Citigroup shares moved slightly lower on Thursday after the bank unveiled its return on tangible common equity (ROTCE) targets during its investor day presentation.

The stock was down around 0.2% as investors reacted to the bank’s long-term profitability outlook and strategic roadmap.

Citi Outlines Long-Term Profitability Goals

Citigroup said it expects to deliver ROTCE of 11% to 13% in 2027 and 2028, excluding notable items. The bank then aims to improve profitability further, targeting a medium-term ROTCE range of 14% to 15% between 2029 and 2031.

For 2026, Citi maintained its previously announced ROTCE target of 10% to 11%.

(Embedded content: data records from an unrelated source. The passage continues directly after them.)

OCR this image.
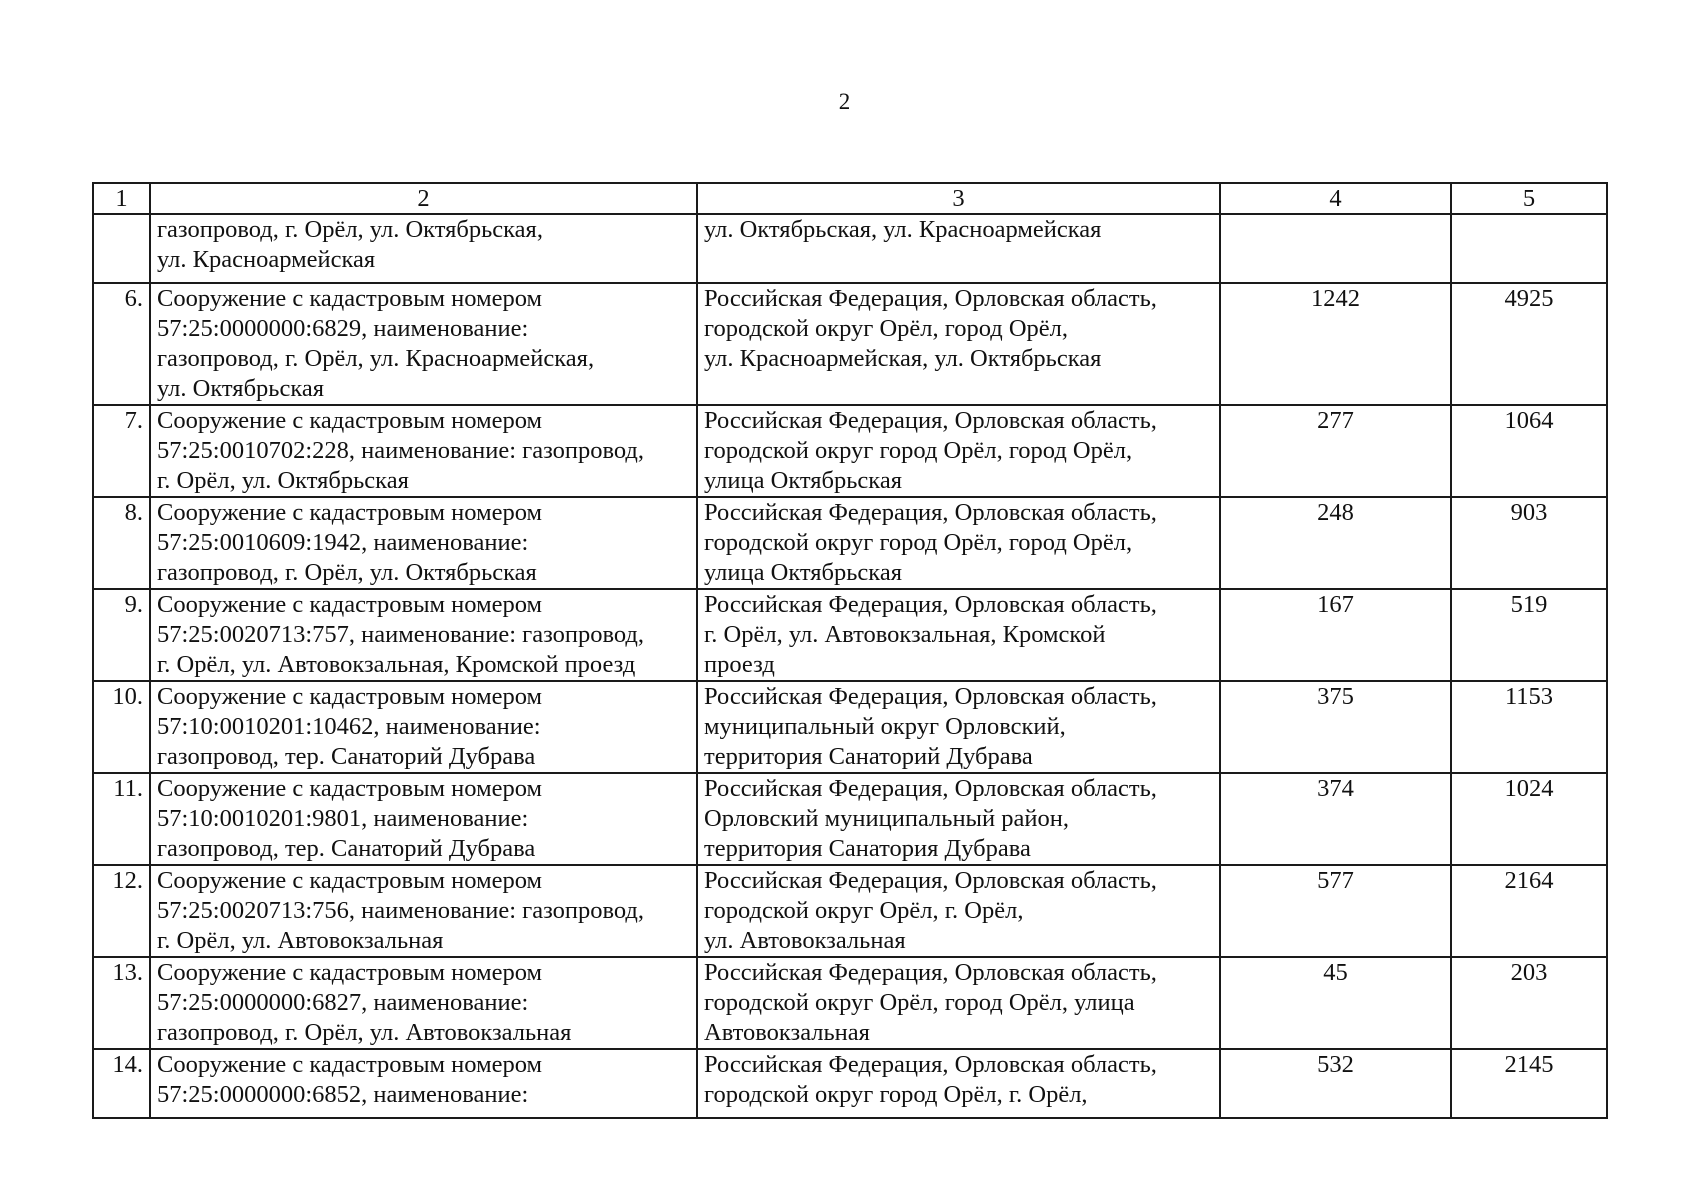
2
1	2	3	4	5

	газопровод, г. Орёл, ул. Октябрьская,
ул. Красноармейская	ул. Октябрьская, ул. Красноармейская		

6.	Сооружение с кадастровым номером
57:25:0000000:6829, наименование:
газопровод, г. Орёл, ул. Красноармейская,
ул. Октябрьская	Российская Федерация, Орловская область,
городской округ Орёл, город Орёл,
ул. Красноармейская, ул. Октябрьская	1242	4925
7.	Сооружение с кадастровым номером
57:25:0010702:228, наименование: газопровод,
г. Орёл, ул. Октябрьская	Российская Федерация, Орловская область,
городской округ город Орёл, город Орёл,
улица Октябрьская	277	1064
8.	Сооружение с кадастровым номером
57:25:0010609:1942, наименование:
газопровод, г. Орёл, ул. Октябрьская	Российская Федерация, Орловская область,
городской округ город Орёл, город Орёл,
улица Октябрьская	248	903
9.	Сооружение с кадастровым номером
57:25:0020713:757, наименование: газопровод,
г. Орёл, ул. Автовокзальная, Кромской проезд	Российская Федерация, Орловская область,
г. Орёл, ул. Автовокзальная, Кромской
проезд	167	519
10.	Сооружение с кадастровым номером
57:10:0010201:10462, наименование:
газопровод, тер. Санаторий Дубрава	Российская Федерация, Орловская область,
муниципальный округ Орловский,
территория Санаторий Дубрава	375	1153
11.	Сооружение с кадастровым номером
57:10:0010201:9801, наименование:
газопровод, тер. Санаторий Дубрава	Российская Федерация, Орловская область,
Орловский муниципальный район,
территория Санатория Дубрава	374	1024
12.	Сооружение с кадастровым номером
57:25:0020713:756, наименование: газопровод,
г. Орёл, ул. Автовокзальная	Российская Федерация, Орловская область,
городской округ Орёл, г. Орёл,
ул. Автовокзальная	577	2164
13.	Сооружение с кадастровым номером
57:25:0000000:6827, наименование:
газопровод, г. Орёл, ул. Автовокзальная	Российская Федерация, Орловская область,
городской округ Орёл, город Орёл, улица
Автовокзальная	45	203
14.	Сооружение с кадастровым номером
57:25:0000000:6852, наименование:	Российская Федерация, Орловская область,
городской округ город Орёл, г. Орёл,	532	2145
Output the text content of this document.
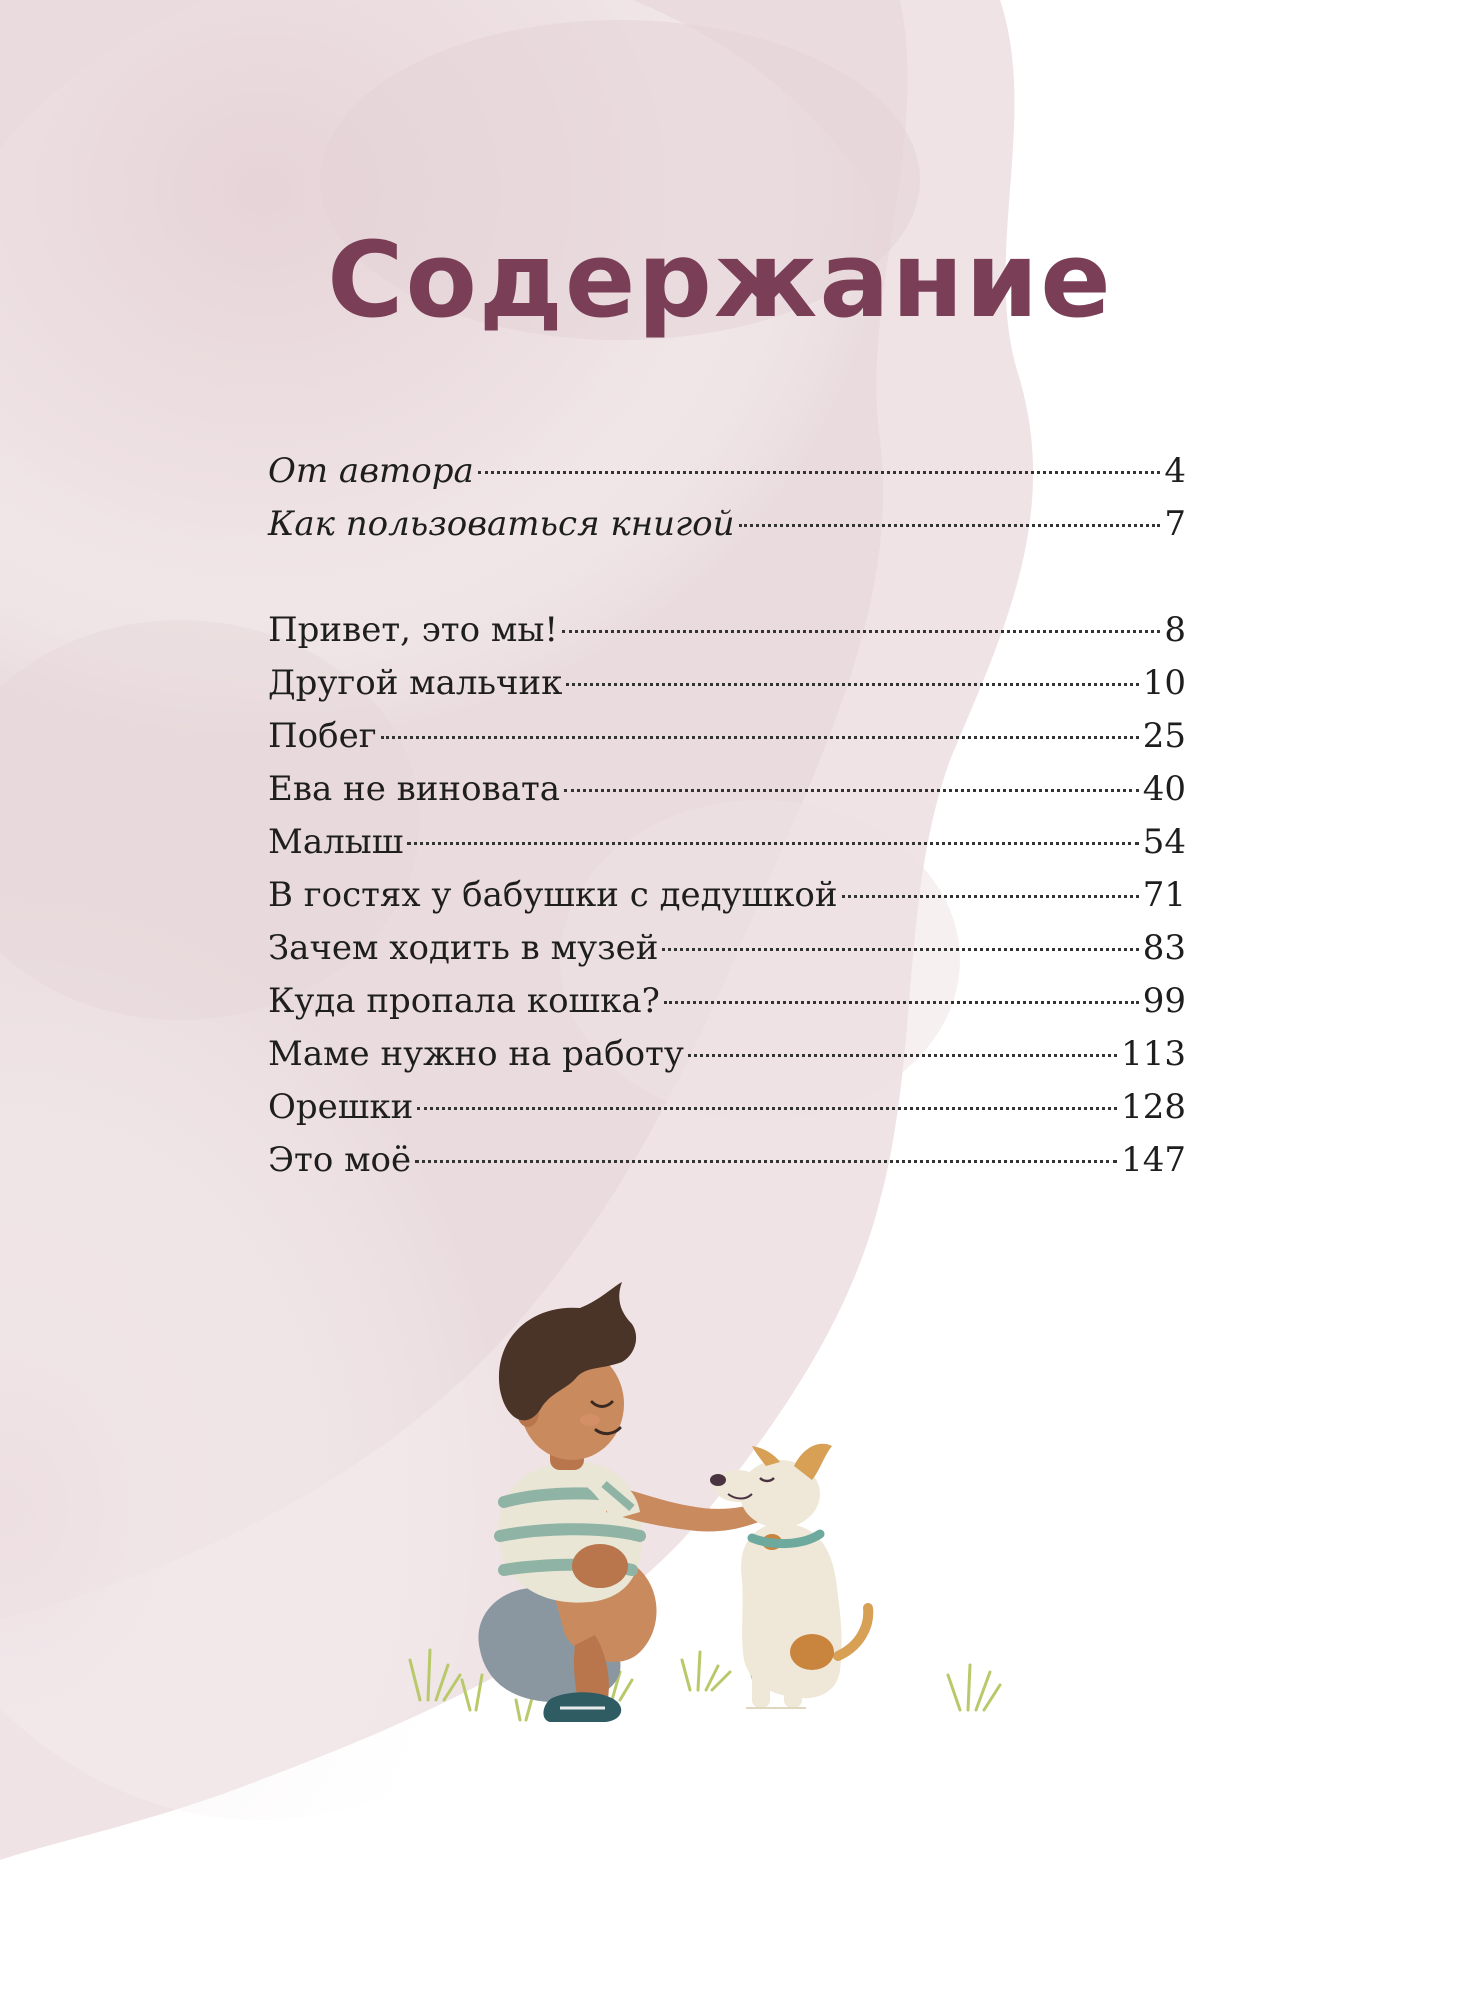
Содержание
От автора	4
Как пользоваться книгой	7
Привет, это мы!	8
Другой мальчик	10
Побег	25
Ева не виновата	40
Малыш	54
В гостях у бабушки с дедушкой	71
Зачем ходить в музей	83
Куда пропала кошка?	99
Маме нужно на работу	113
Орешки	128
Это моё	147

While the guidance signals gradual improvement, some investors appeared to be hoping for a more aggressive near-term profitability target.

Investors Expected Stronger Targets

Ahead of the investor day event, Bank of America said the market was largely expecting Citigroup to target around 15% medium-term ROTCE, with anything significantly above that viewed as a positive surprise.

Despite the mixed market reaction, Bank of America maintained its Buy rating on Citi shares along with a $150 price target. The firm’s own forecast projects Citigroup reaching around 13% ROTCE by fiscal year 2028.

Jane Fraser’s Turnaround Efforts Remain in Focus

Bank of America also highlighted the transformation led by Citigroup CEO Jane Fraser since taking over in 2021.

The bank described Fraser’s progress by saying she moved Citi “from something akin to an ‘F’ student to a ‘C’ student,” referencing operational improvements and stronger investor confidence over the past few years.

During Fraser’s leadership, Citi’s valuation has reportedly improved from around 0.9 times price-to-tangible book value to approximately 1.2 times.

Analysts Watching for a Clear Roadmap

Analysts at Piper Sandler said investors are now focused on whether Citigroup can provide a detailed and measurable strategy to improve returns beyond the 10%-11% range expected in 2026.

The firm noted that investors want greater clarity regarding the bank’s long-term profitability ambitions, capital return plans, and execution timelines.

Piper Sandler added that the market increasingly appears to be aligning around a longer-term ROTCE expectation near 15%.